I came to Central Europe to learn about Central Europe, so it makes sense that three of my four classes here are about, well, Central Europe. But I also need to graduate (which I will do, eventually), which means getting at least one course here to count for geography credit. Unfortunately, the pickings are slim at our partner universities, so I’m taking, for elective credit, a sort of history-geography hybrid class on American regions.
As an American, I find it a little weird to study American regions while I’m in Hungary. Parts of it have been reviews of things I’ve studied from childhood, but it’s also been fun and enlightening. First of all, I’m constantly impressed by my Hungarian and Polish classmates’ knowledge of American history and culture. I wish I could say the same of my knowledge of their countries, and it’s a testament to them as much as it is a poor reflection on me that I don’t.
Second, I think I love America. This is the more surprising bit. I’m hesitant to call it patriotism (even though I do consider myself a patriot), because it has nothing to do with government or ‘the nation.’ It’s just that I love American landscapes and the things that fill them: road trips across Montana on Highway 2, snow falling fast in Massachusetts, hot apple cider on an October day in Michigan, the Great Lakes, NPR, Oberon.
The cultural geographer Yi-Fu Tuan called this sentiment topophilia, love of place. I’ve only read Tuan in excerpts, so I don’t know too much about his thinking, but I’m awfully familiar with topophilia as an experienced emotion. It hits me every Tuesday in class. It’s a good thing though, not hard like homesickness, and Tuesday nights I feel full of gladness.
It makes me think that for all the traveling I’ve done and enjoyed doing, I really belong in the States.
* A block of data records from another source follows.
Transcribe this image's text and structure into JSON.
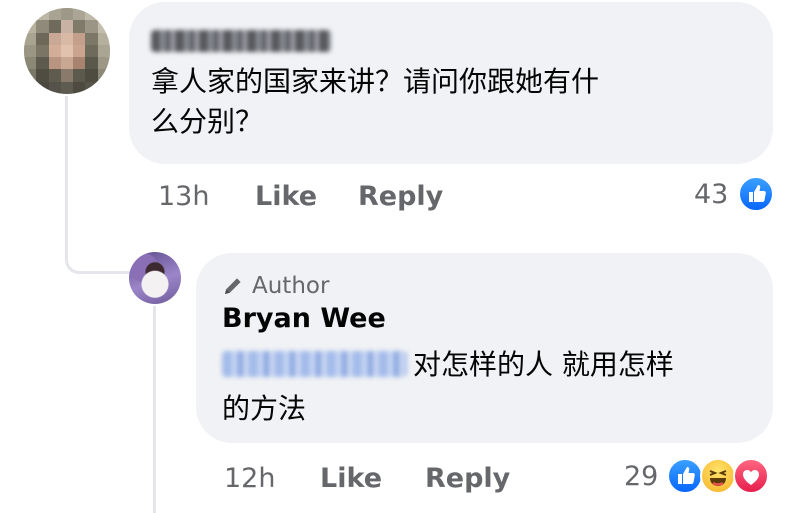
{
  "comment": {
    "text_line1": "拿人家的国家来讲？请问你跟她有什",
    "text_line2": "么分别？",
    "time": "13h",
    "like_label": "Like",
    "reply_label": "Reply",
    "reaction_count": "43",
    "reactions": [
      "like-icon"
    ]
  },
  "reply": {
    "badge": "Author",
    "author_name": "Bryan Wee",
    "text_line1_after_mention": "对怎样的人 就用怎样",
    "text_line2": "的方法",
    "time": "12h",
    "like_label": "Like",
    "reply_label": "Reply",
    "reaction_count": "29",
    "reactions": [
      "like-icon",
      "haha-icon",
      "love-icon"
    ]
  },
  "colors": {
    "bubble": "#f0f2f5",
    "meta_text": "#65676b",
    "like_blue": "#0866ff",
    "love_red": "#e61e4d",
    "haha_yellow": "#f7b125"
  }
}
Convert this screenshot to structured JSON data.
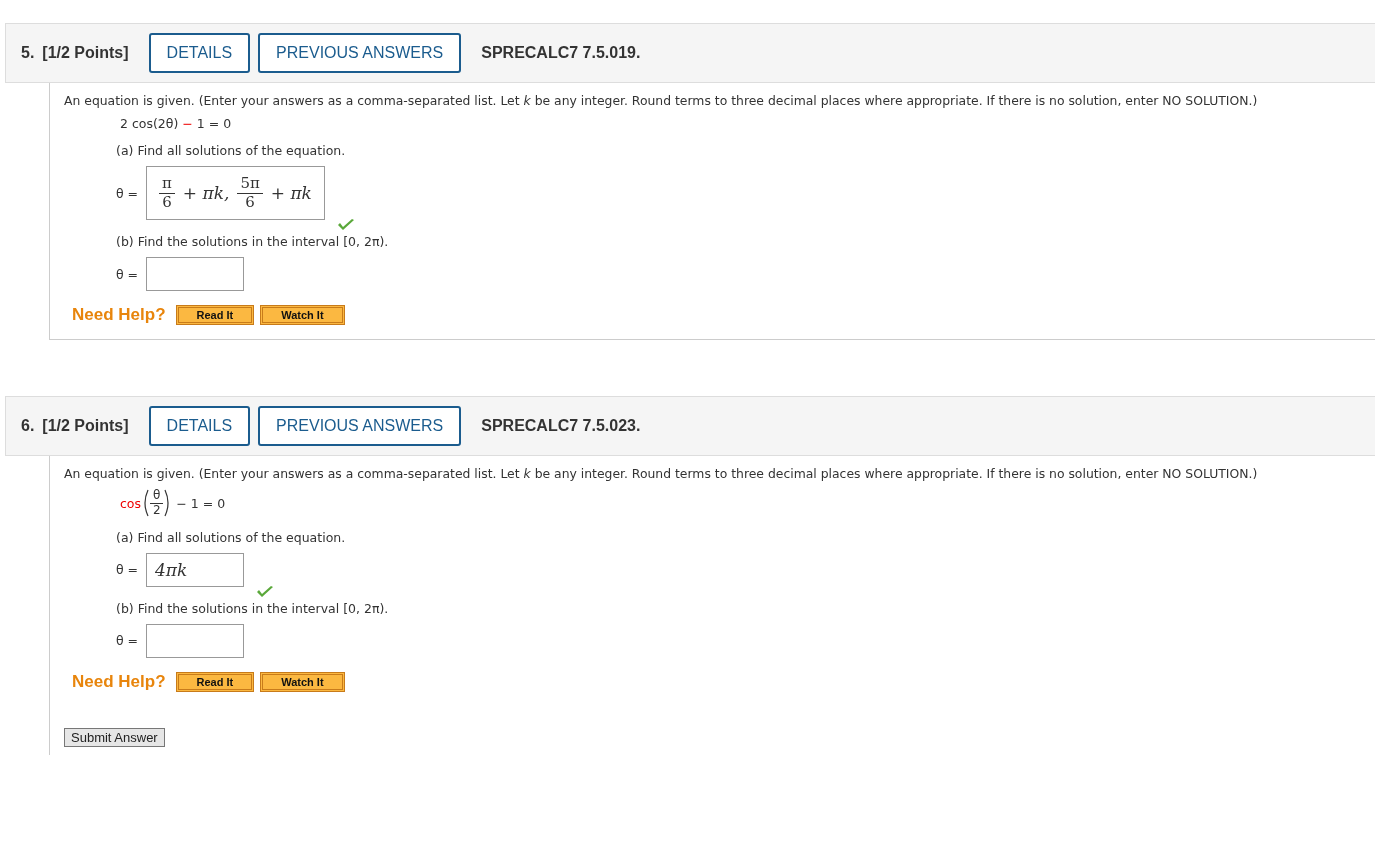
{
  "questions": [
    {
      "number": "5.",
      "points": "[1/2 Points]",
      "buttons": [
        "DETAILS",
        "PREVIOUS ANSWERS"
      ],
      "code": "SPRECALC7 7.5.019.",
      "instructions": "An equation is given. (Enter your answers as a comma-separated list. Let *k* be any integer. Round terms to three decimal places where appropriate. If there is no solution, enter NO SOLUTION.)",
      "equation": {
        "kind": "plain",
        "before": "2 cos(2θ)",
        "operator": "−",
        "after": "1 = 0"
      },
      "parts": [
        {
          "prompt": "(a) Find all solutions of the equation.",
          "label": "θ =",
          "answer": {
            "kind": "fractions",
            "terms": [
              {
                "numerator": "π",
                "denominator": "6",
                "after": "+ πk,"
              },
              {
                "numerator": "5π",
                "denominator": "6",
                "after": "+ πk"
              }
            ]
          },
          "correct": true
        },
        {
          "prompt": "(b) Find the solutions in the interval [0, 2π).",
          "label": "θ =",
          "answer": {
            "kind": "empty"
          },
          "correct": false
        }
      ],
      "help": {
        "label": "Need Help?",
        "buttons": [
          "Read It",
          "Watch It"
        ]
      }
    },
    {
      "number": "6.",
      "points": "[1/2 Points]",
      "buttons": [
        "DETAILS",
        "PREVIOUS ANSWERS"
      ],
      "code": "SPRECALC7 7.5.023.",
      "instructions": "An equation is given. (Enter your answers as a comma-separated list. Let *k* be any integer. Round terms to three decimal places where appropriate. If there is no solution, enter NO SOLUTION.)",
      "equation": {
        "kind": "function-fraction",
        "function": "cos",
        "numerator": "θ",
        "denominator": "2",
        "after": "− 1 = 0"
      },
      "parts": [
        {
          "prompt": "(a) Find all solutions of the equation.",
          "label": "θ =",
          "answer": {
            "kind": "text",
            "value": "4πk"
          },
          "correct": true
        },
        {
          "prompt": "(b) Find the solutions in the interval [0, 2π).",
          "label": "θ =",
          "answer": {
            "kind": "empty"
          },
          "correct": false
        }
      ],
      "help": {
        "label": "Need Help?",
        "buttons": [
          "Read It",
          "Watch It"
        ]
      }
    }
  ],
  "submit": "Submit Answer"
}
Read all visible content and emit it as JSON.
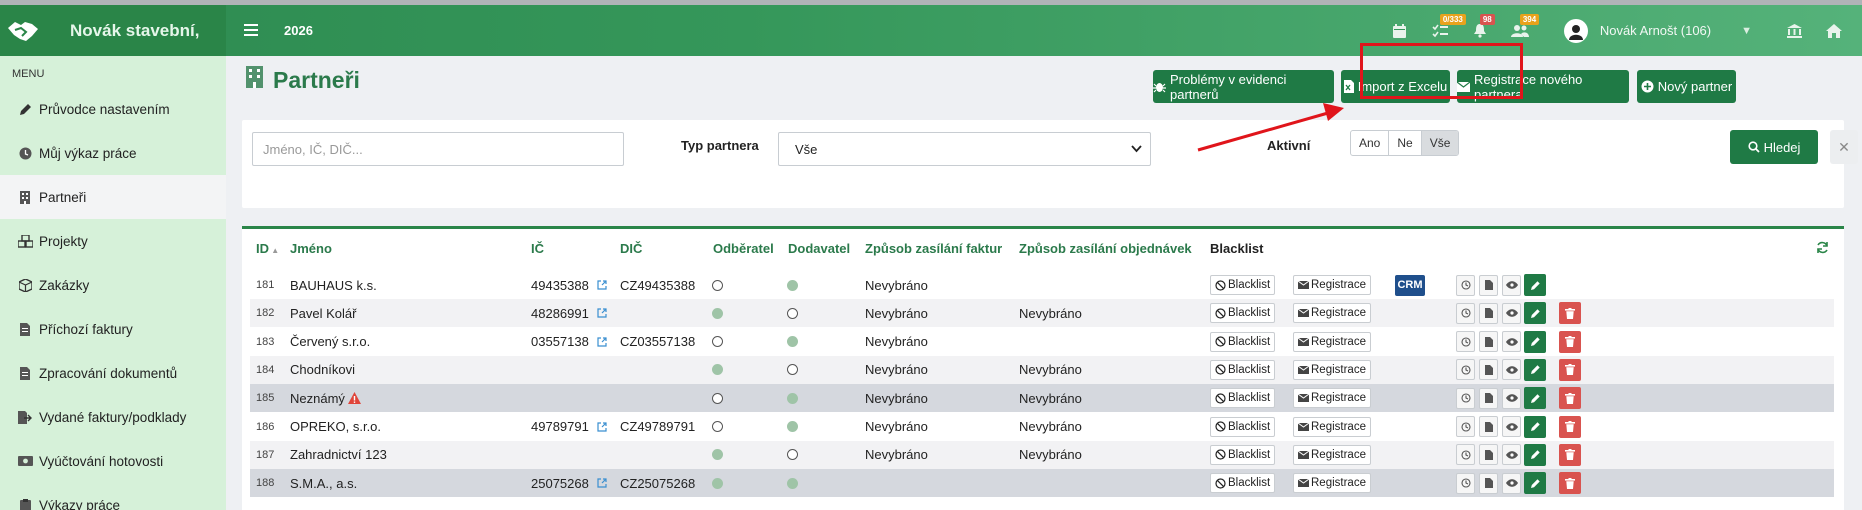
{
  "app": {
    "brand": "Novák stavební,",
    "year": "2026"
  },
  "topbar": {
    "badges": [
      {
        "icon": "calendar-icon",
        "text": ""
      },
      {
        "icon": "tasks-icon",
        "text": "0/333",
        "color": "#e8a21c"
      },
      {
        "icon": "bell-icon",
        "text": "98",
        "color": "#d9534f"
      },
      {
        "icon": "users-icon",
        "text": "394",
        "color": "#e8a21c"
      }
    ],
    "user": "Novák Arnošt (106)"
  },
  "sidebar": {
    "title": "MENU",
    "items": [
      {
        "label": "Průvodce nastavením",
        "icon": "pencil-icon"
      },
      {
        "label": "Můj výkaz práce",
        "icon": "clock-icon"
      },
      {
        "label": "Partneři",
        "icon": "building-icon"
      },
      {
        "label": "Projekty",
        "icon": "cubes-icon"
      },
      {
        "label": "Zakázky",
        "icon": "box-icon"
      },
      {
        "label": "Příchozí faktury",
        "icon": "file-icon"
      },
      {
        "label": "Zpracování dokumentů",
        "icon": "file-text-icon"
      },
      {
        "label": "Vydané faktury/podklady",
        "icon": "export-icon"
      },
      {
        "label": "Vyúčtování hotovosti",
        "icon": "cash-icon"
      },
      {
        "label": "Výkazy práce",
        "icon": "clipboard-icon"
      }
    ]
  },
  "page": {
    "title": "Partneři",
    "buttons": {
      "problems": "Problémy v evidenci partnerů",
      "import": "Import z Excelu",
      "register": "Registrace nového partnera",
      "new": "Nový partner"
    }
  },
  "filters": {
    "name_placeholder": "Jméno, IČ, DIČ...",
    "type_label": "Typ partnera",
    "type_value": "Vše",
    "active_label": "Aktivní",
    "active_options": [
      "Ano",
      "Ne",
      "Vše"
    ],
    "active_selected": "Vše",
    "search_label": "Hledej"
  },
  "table": {
    "headers": {
      "id": "ID",
      "name": "Jméno",
      "ic": "IČ",
      "dic": "DIČ",
      "customer": "Odběratel",
      "supplier": "Dodavatel",
      "invoice_delivery": "Způsob zasílání faktur",
      "order_delivery": "Způsob zasílání objednávek",
      "blacklist": "Blacklist"
    },
    "action_labels": {
      "blacklist": "Blacklist",
      "registration": "Registrace",
      "crm": "CRM"
    },
    "rows": [
      {
        "id": "181",
        "name": "BAUHAUS k.s.",
        "ic": "49435388",
        "dic": "CZ49435388",
        "customer": false,
        "supplier": true,
        "invoice": "Nevybráno",
        "order": "",
        "crm": true,
        "delete": false,
        "warning": false
      },
      {
        "id": "182",
        "name": "Pavel Kolář",
        "ic": "48286991",
        "dic": "",
        "customer": true,
        "supplier": false,
        "invoice": "Nevybráno",
        "order": "Nevybráno",
        "crm": false,
        "delete": true,
        "warning": false
      },
      {
        "id": "183",
        "name": "Červený s.r.o.",
        "ic": "03557138",
        "dic": "CZ03557138",
        "customer": false,
        "supplier": true,
        "invoice": "Nevybráno",
        "order": "",
        "crm": false,
        "delete": true,
        "warning": false
      },
      {
        "id": "184",
        "name": "Chodníkovi",
        "ic": "",
        "dic": "",
        "customer": true,
        "supplier": false,
        "invoice": "Nevybráno",
        "order": "Nevybráno",
        "crm": false,
        "delete": true,
        "warning": false
      },
      {
        "id": "185",
        "name": "Neznámý",
        "ic": "",
        "dic": "",
        "customer": false,
        "supplier": true,
        "invoice": "Nevybráno",
        "order": "Nevybráno",
        "crm": false,
        "delete": true,
        "warning": true
      },
      {
        "id": "186",
        "name": "OPREKO, s.r.o.",
        "ic": "49789791",
        "dic": "CZ49789791",
        "customer": false,
        "supplier": true,
        "invoice": "Nevybráno",
        "order": "Nevybráno",
        "crm": false,
        "delete": true,
        "warning": false
      },
      {
        "id": "187",
        "name": "Zahradnictví 123",
        "ic": "",
        "dic": "",
        "customer": true,
        "supplier": false,
        "invoice": "Nevybráno",
        "order": "Nevybráno",
        "crm": false,
        "delete": true,
        "warning": false
      },
      {
        "id": "188",
        "name": "S.M.A., a.s.",
        "ic": "25075268",
        "dic": "CZ25075268",
        "customer": true,
        "supplier": true,
        "invoice": "",
        "order": "",
        "crm": false,
        "delete": true,
        "warning": false
      }
    ]
  },
  "colors": {
    "brand_green": "#2a8548",
    "button_green": "#1f7a45",
    "sidebar_bg": "#d6f1d9",
    "delete_red": "#d9534f",
    "crm_blue": "#1f4f8c",
    "annotation_red": "#e0151b"
  }
}
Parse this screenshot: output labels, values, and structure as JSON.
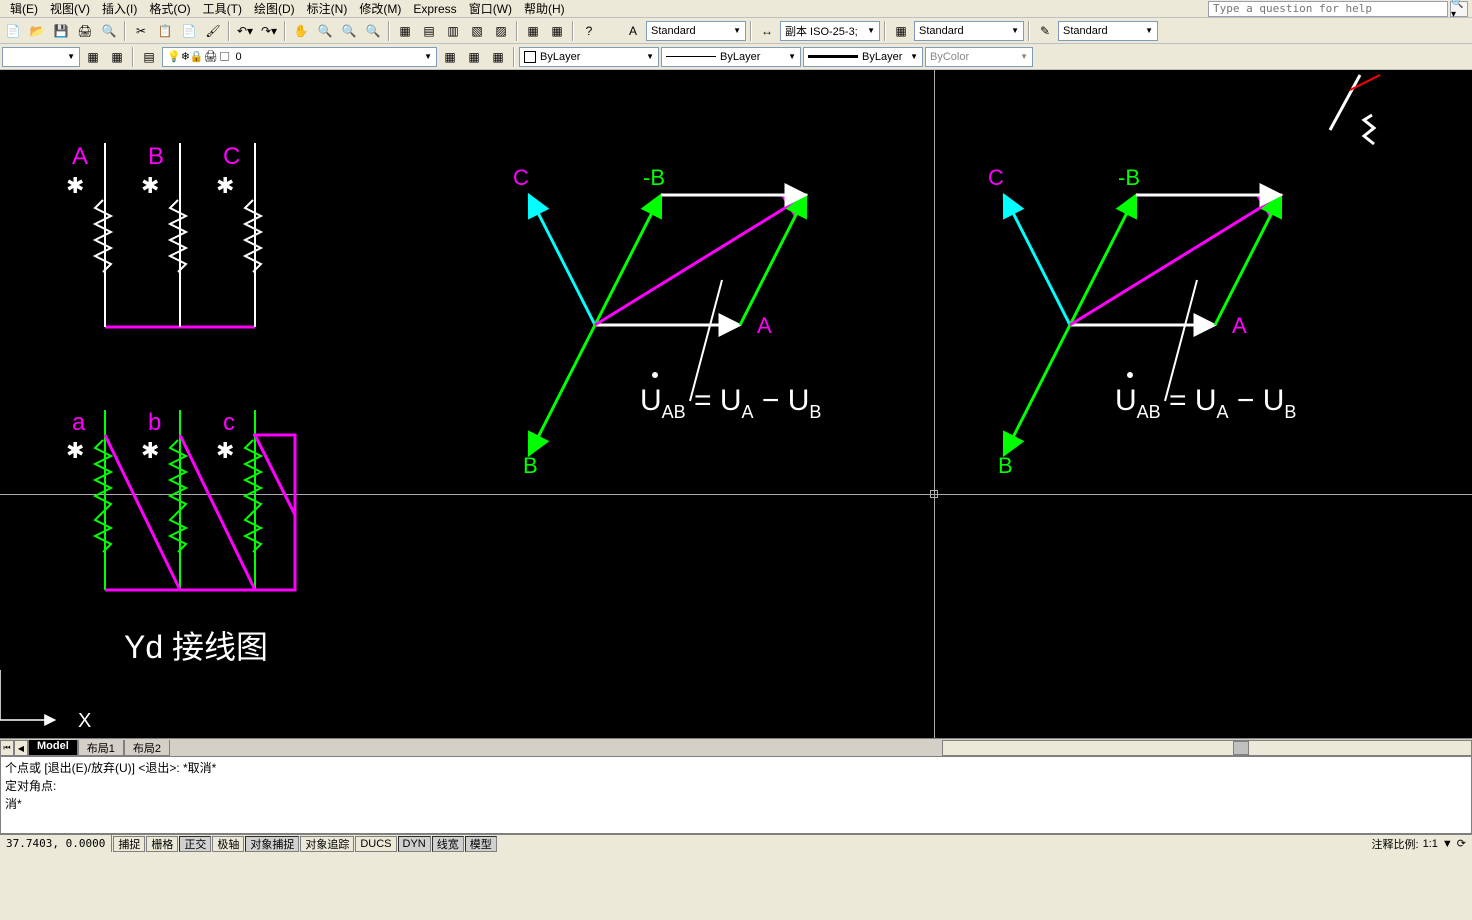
{
  "menu": {
    "items": [
      "辑(E)",
      "视图(V)",
      "插入(I)",
      "格式(O)",
      "工具(T)",
      "绘图(D)",
      "标注(N)",
      "修改(M)",
      "Express",
      "窗口(W)",
      "帮助(H)"
    ],
    "help_placeholder": "Type a question for help"
  },
  "toolbar1": {
    "style1": "Standard",
    "style2": "副本 ISO-25-3;",
    "style3": "Standard",
    "style4": "Standard"
  },
  "toolbar2": {
    "layer": "0",
    "linetype": "ByLayer",
    "lineweight": "ByLayer",
    "lineweight2": "ByLayer",
    "color": "ByColor"
  },
  "tabs": {
    "active": "Model",
    "items": [
      "Model",
      "布局1",
      "布局2"
    ]
  },
  "cmd": {
    "line1": "个点或 [退出(E)/放弃(U)] <退出>:  *取消*",
    "line2": "定对角点:",
    "line3": "消*"
  },
  "status": {
    "coords": "37.7403, 0.0000",
    "btns": [
      "捕捉",
      "栅格",
      "正交",
      "极轴",
      "对象捕捉",
      "对象追踪",
      "DUCS",
      "DYN",
      "线宽",
      "模型"
    ],
    "scale_label": "注释比例:",
    "scale_value": "1:1"
  },
  "drawing": {
    "labels_upper": {
      "A": "A",
      "B": "B",
      "C": "C"
    },
    "labels_lower": {
      "a": "a",
      "b": "b",
      "c": "c"
    },
    "title": "Yd 接线图",
    "axis_x": "X",
    "vec_A": "A",
    "vec_B": "B",
    "vec_C": "C",
    "vec_negB": "-B",
    "eq": "U",
    "eq_AB": "AB",
    "eq_A": "A",
    "eq_B": "B"
  }
}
I could go on studying American history, live in a U.S. city, and keep up on U.S. news for the rest of my life, and I’m sure I would be happy. But what about global understanding, ‘world citizenship’ and all that, the ideals of my youth?! How could I possibly consider becoming an Americanist? (It probably just shows that I’m not so much out of my youth that all this causes me so much angst.) I’m sure there’s a third way—and a fourth and fifth—and that I don’t have to choose between love for America and knowledge of the world.
At any rate, I do like America, but I would appreciate it, Calvin College Student News, if your lecture announcements would stop reminding me that I’m missing out on apple cider season and free drinks at campus events. And on Tuesday nights, I’ll think fondly of the Michigan fall I’m missing.
Then, I’ll probably go out for some mulled wine and pogasca and get a little topophiliac about Budapest.